L’après-midi de la deuxième journée était entièrement consacré à l’approche proprement œcuménique du sujet. Don Angelo Maffeis (Brescia) a tracé avec précision les nœuds du débat interconfessionnel autour de la Déclaration conjointe sur la justification (1999) et de sa réception de la part des diverses Églises. Le pasteur Dirk Lange (Saint Paul, MN), rédacteur principal de la liturgie célébrée à Lund par le pape François et les responsables du luthéranisme mondial, a montré que l’accord sur la justification a fait passer ces Églises « du conflit à la communion », et que cet accord ne peut rester limité au plan théologique, mais qu’il doit se traduire concrètement et entrer dans la vie et les célébrations des communautés. Enfin, la modératrice de la commission Foi et Constitution du Conseil œcuménique des Églises, la réformée Susan Durber (Taunton), a établi le lien entre justification et justice humaine, dans la logique du « Pèlerinage de confiance et de paix » animé par l’institution genevoise. Pour elle, la logique de la justice de Dieu, qui doit toujours être mesurée de manière théologique et œcuménique, est une logique de don plus que de droit, qui investit tout l’agir social et politique des chrétiens.

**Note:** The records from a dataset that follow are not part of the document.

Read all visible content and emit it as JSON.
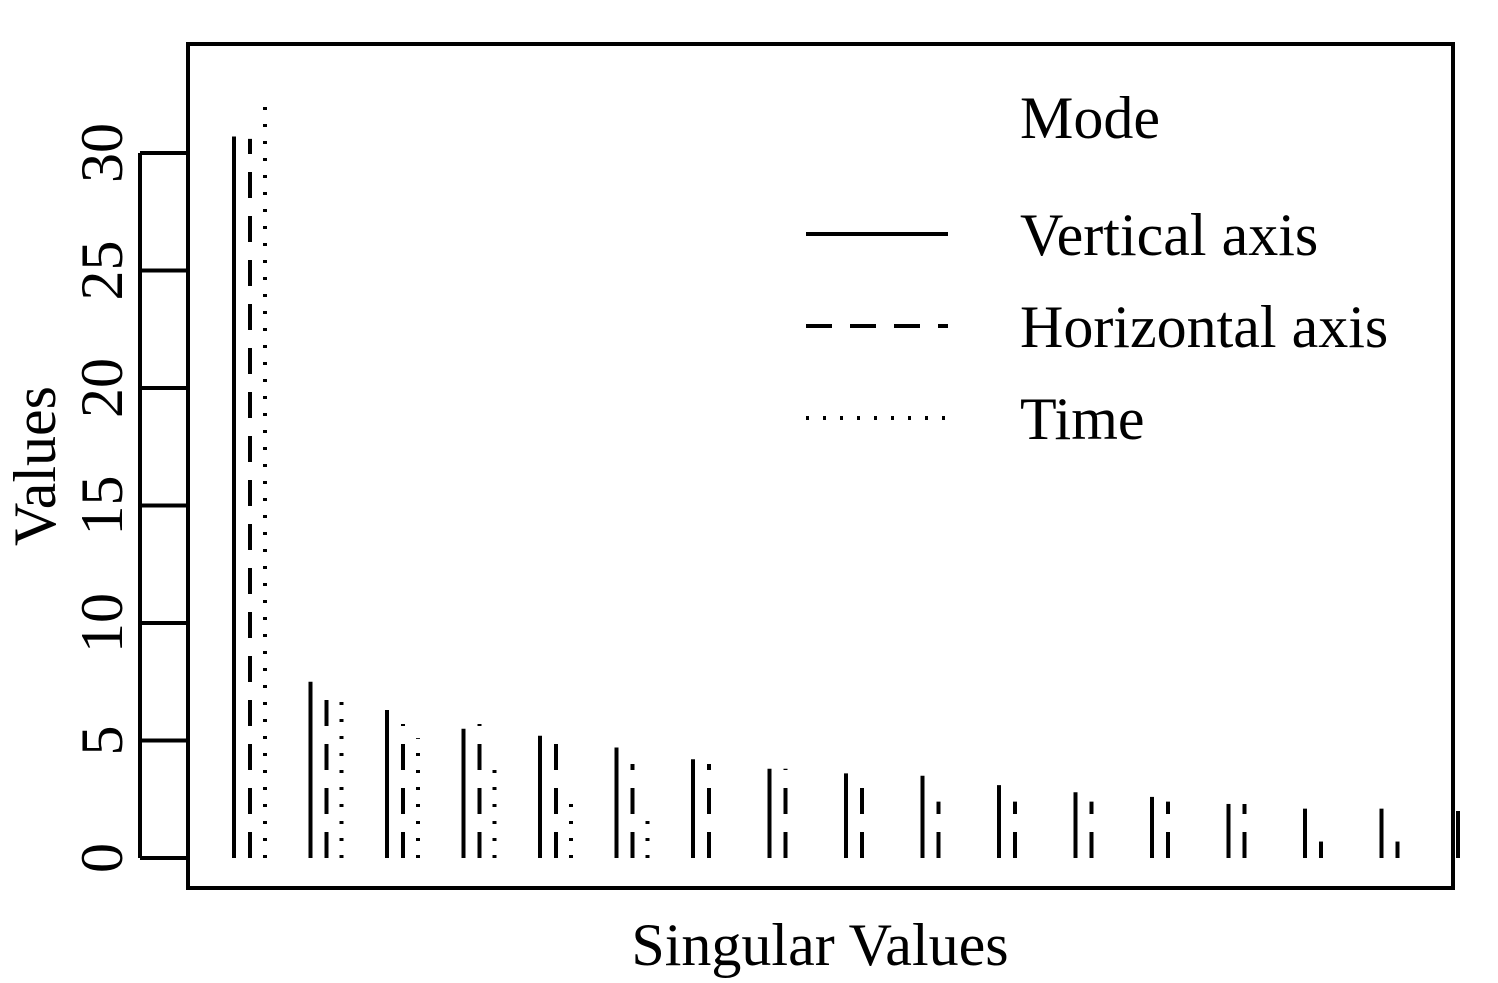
{
  "chart_data": {
    "type": "bar",
    "title": "",
    "xlabel": "Singular Values",
    "ylabel": "Values",
    "ylim": [
      0,
      35
    ],
    "yticks": [
      0,
      5,
      10,
      15,
      20,
      25,
      30
    ],
    "grid": false,
    "legend": {
      "title": "Mode",
      "position": "top-right",
      "entries": [
        "Vertical axis",
        "Horizontal axis",
        "Time"
      ]
    },
    "series": [
      {
        "name": "Vertical axis",
        "line_style": "solid",
        "values": [
          30.7,
          7.5,
          6.3,
          5.5,
          5.2,
          4.7,
          4.2,
          3.8,
          3.6,
          3.5,
          3.1,
          2.8,
          2.6,
          2.3,
          2.1,
          2.1,
          2.0
        ]
      },
      {
        "name": "Horizontal axis",
        "line_style": "dashed",
        "values": [
          30.6,
          7.4,
          5.7,
          5.7,
          5.3,
          4.0,
          4.0,
          3.8,
          3.6,
          2.4,
          2.4,
          2.4,
          2.4,
          2.3,
          0.7,
          0.7,
          0.0
        ]
      },
      {
        "name": "Time",
        "line_style": "dotted",
        "values": [
          32.5,
          6.8,
          5.1,
          4.3,
          2.7,
          1.8,
          0,
          0,
          0,
          0,
          0,
          0,
          0,
          0,
          0,
          0,
          0
        ]
      }
    ]
  }
}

Les actes de ces riches journées de réflexion et d’échange – qui ont rassemblé une bonne centaine de participants provenant d’Italie, de France, de Suisse, d’Allemagne, des Pays-Bas, de Belgique, de Grande Bretagne et des États-Unis – seront publiés par les Edizioni Qiqajon de la Communauté de Bose. Les principaux textes en français paraîtront par ailleurs dans diverses livraisons de la revue Positions luthériennes de l’année à venir.